После долгой паузы Моттре проговорил словно про себя:
— Он не человек, он чудовище. Он лишает нас всего — наших душ!
— Он лишает вас всего, в первую очередь ваших душ, — страстно повторил священник, не подозревая, к какой сверкающей цели стремится дух полковника.
Лицо Моттре приобрело неожиданно хитрое выражение, как будто он запрятал эту тайну поглубже в сердце и укрыл ее понадежнее.
— Если что-нибудь случится… — начал он.
— Это будет счастьем для мира, — твердо закончил священник. — Но, — добавил он, — это все в руках Господа.
— Да… Господа, разумеется, — кивнул Моттре. — Но он сам ведет себя как Господь. Если что-нибудь случится, ваш друг мог бы…
Кейтнесс замер. Он подумал о сэре Бернарде, и с этой мыслью пришло воспоминание о его визите в Лондон, о разговоре с архиепископом о том, чтобы церковь не принимала светскую помощь. Но то было давно, до этого странного дома, до встречи с сумасшедшим мечтателем, до африканских орд, танцующих вокруг костров и поклоняющихся этому длинному выродку, до богохульственных разговоров о победе над смертью. Ну и что? Конечно, не стоит церкви обращаться за помощью к государству… обычно не стоит, но сейчас… такой случай… второй раз такого не представится. В конце концов, ни он, ни его друзья, ни церковь действовать не собираются, это инициатива последователя Верховного Исполнителя, или как там его? И зулус-христианин будет спасен из плена, а Роджер — от заблуждений, а люди — от зла. Сейчас, только сейчас — если этот полковник согласится…

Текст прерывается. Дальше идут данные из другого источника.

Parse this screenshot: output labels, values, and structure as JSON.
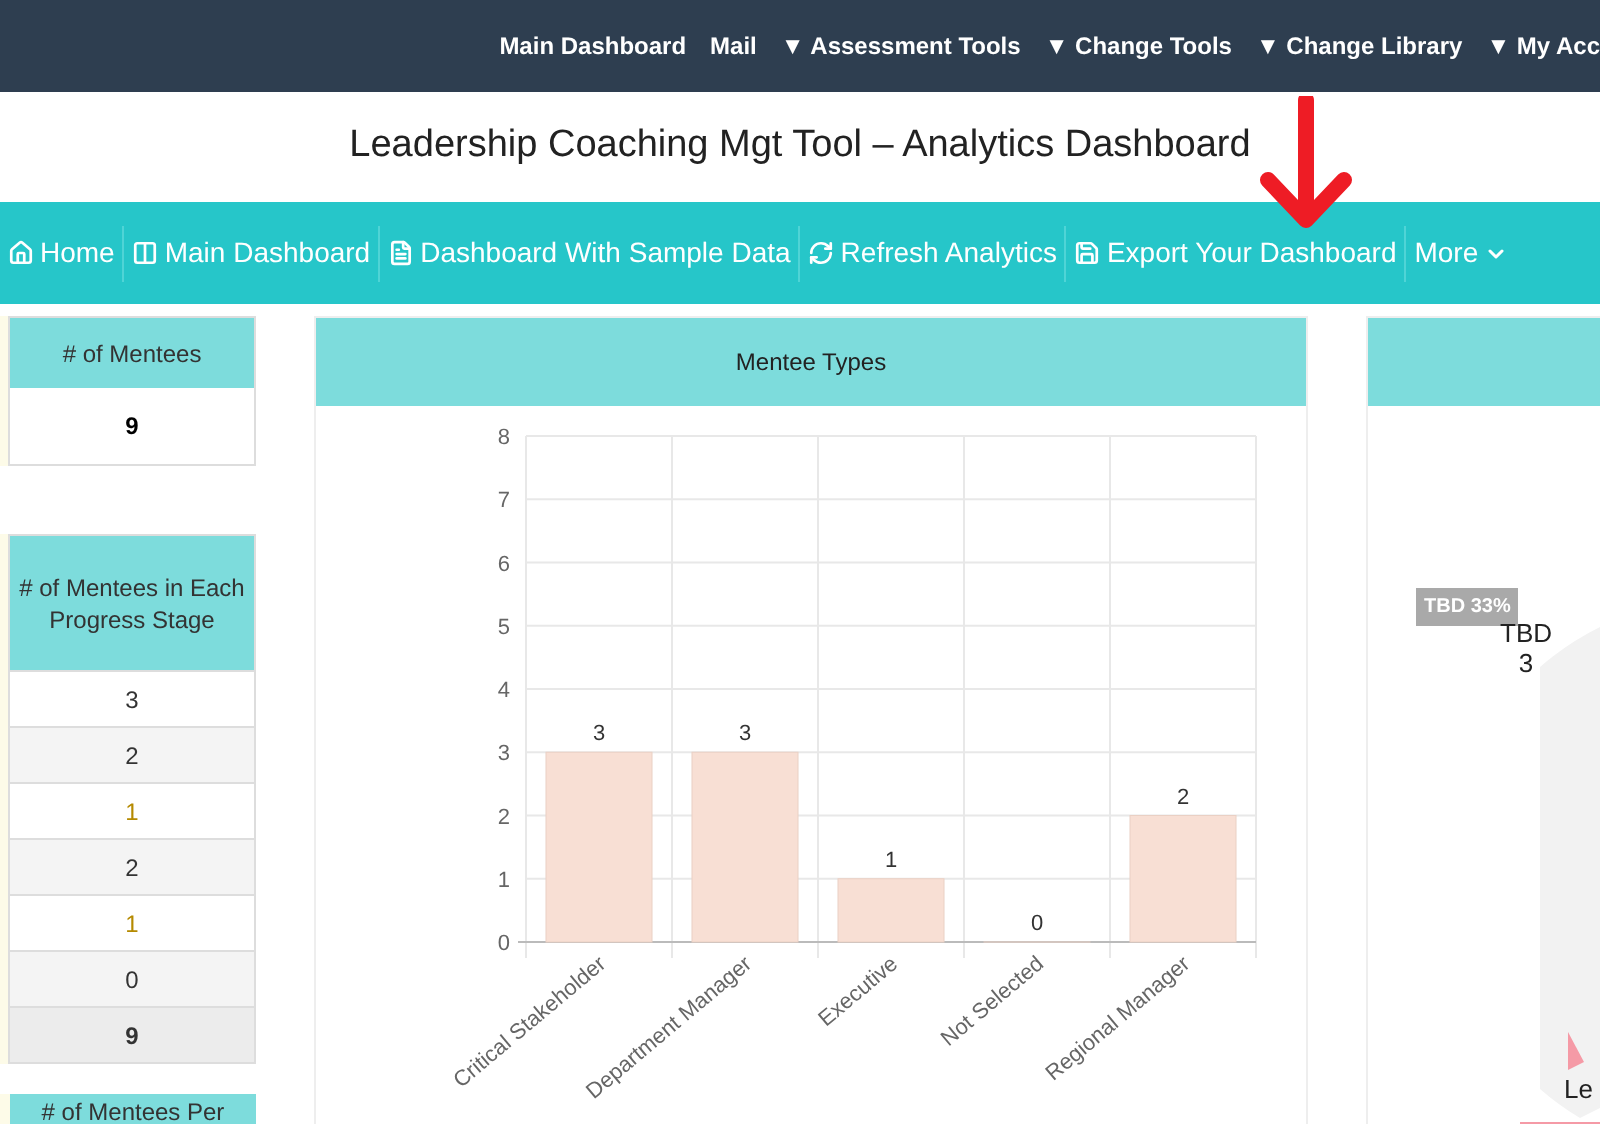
{
  "top_nav": [
    {
      "label": "Main Dashboard"
    },
    {
      "label": "Mail"
    },
    {
      "label": "▼ Assessment Tools"
    },
    {
      "label": "▼ Change Tools"
    },
    {
      "label": "▼ Change Library"
    },
    {
      "label": "▼ My Acc"
    }
  ],
  "page_title": "Leadership Coaching Mgt Tool – Analytics Dashboard",
  "toolbar": [
    {
      "label": "Home"
    },
    {
      "label": "Main Dashboard"
    },
    {
      "label": "Dashboard With Sample Data"
    },
    {
      "label": "Refresh Analytics"
    },
    {
      "label": "Export Your Dashboard"
    },
    {
      "label": "More"
    }
  ],
  "mentee_count_table": {
    "header": "# of Mentees",
    "rows": [
      {
        "value": "9"
      }
    ]
  },
  "progress_table": {
    "header": "# of Mentees in Each Progress Stage",
    "rows": [
      {
        "value": "3",
        "kind": "plain",
        "color": "#333333"
      },
      {
        "value": "2",
        "kind": "plain",
        "color": "#333333"
      },
      {
        "value": "1",
        "kind": "plain",
        "color": "#b58a00"
      },
      {
        "value": "2",
        "kind": "plain",
        "color": "#333333"
      },
      {
        "value": "1",
        "kind": "plain",
        "color": "#b58a00"
      },
      {
        "value": "0",
        "kind": "plain",
        "color": "#333333"
      },
      {
        "value": "9",
        "kind": "total",
        "color": "#333333"
      }
    ]
  },
  "third_table": {
    "header": "# of Mentees Per"
  },
  "mentee_types": {
    "title": "Mentee Types",
    "chart_data": {
      "type": "bar",
      "categories": [
        "Critical Stakeholder",
        "Department Manager",
        "Executive",
        "Not Selected",
        "Regional Manager"
      ],
      "series": [
        {
          "color": "#f8dfd4",
          "values": [
            3,
            3,
            1,
            0,
            2
          ]
        }
      ],
      "ylim": [
        0,
        8
      ],
      "yticks": [
        0,
        1,
        2,
        3,
        4,
        5,
        6,
        7,
        8
      ],
      "grid": true,
      "data_labels": true
    }
  },
  "pie_panel": {
    "tag": "TBD 33%",
    "label": "TBD",
    "count": "3",
    "bottom_label": "Le"
  }
}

— Любой, кто спасет Англию, — убежденно сказал он, — любой, кто это сделает, будет другом всем людям.
— Вы проследите за тем, чтобы этого любого не преследовали? — настаивал Моттре. — Вы поговорите с Зайдлером? Вы не назовете мое имя, пока все не закончится?
— Конечно, — ответил Кейтнесс. — Вы будете со мной, пока все не будет улажено, это будет легко…
В холле внизу послышался голос, открылась и закрылась дверь. Кто-то подошел к подножию лестницы. Моттре кивнул и отступил, выдохнув чуть слышно:
— Тогда будьте готовы. Я не могу сказать, когда это сможет произойти. — Он сбежал вниз по лестнице, а Кейтнесс постоял немного и медленно пошел дальше.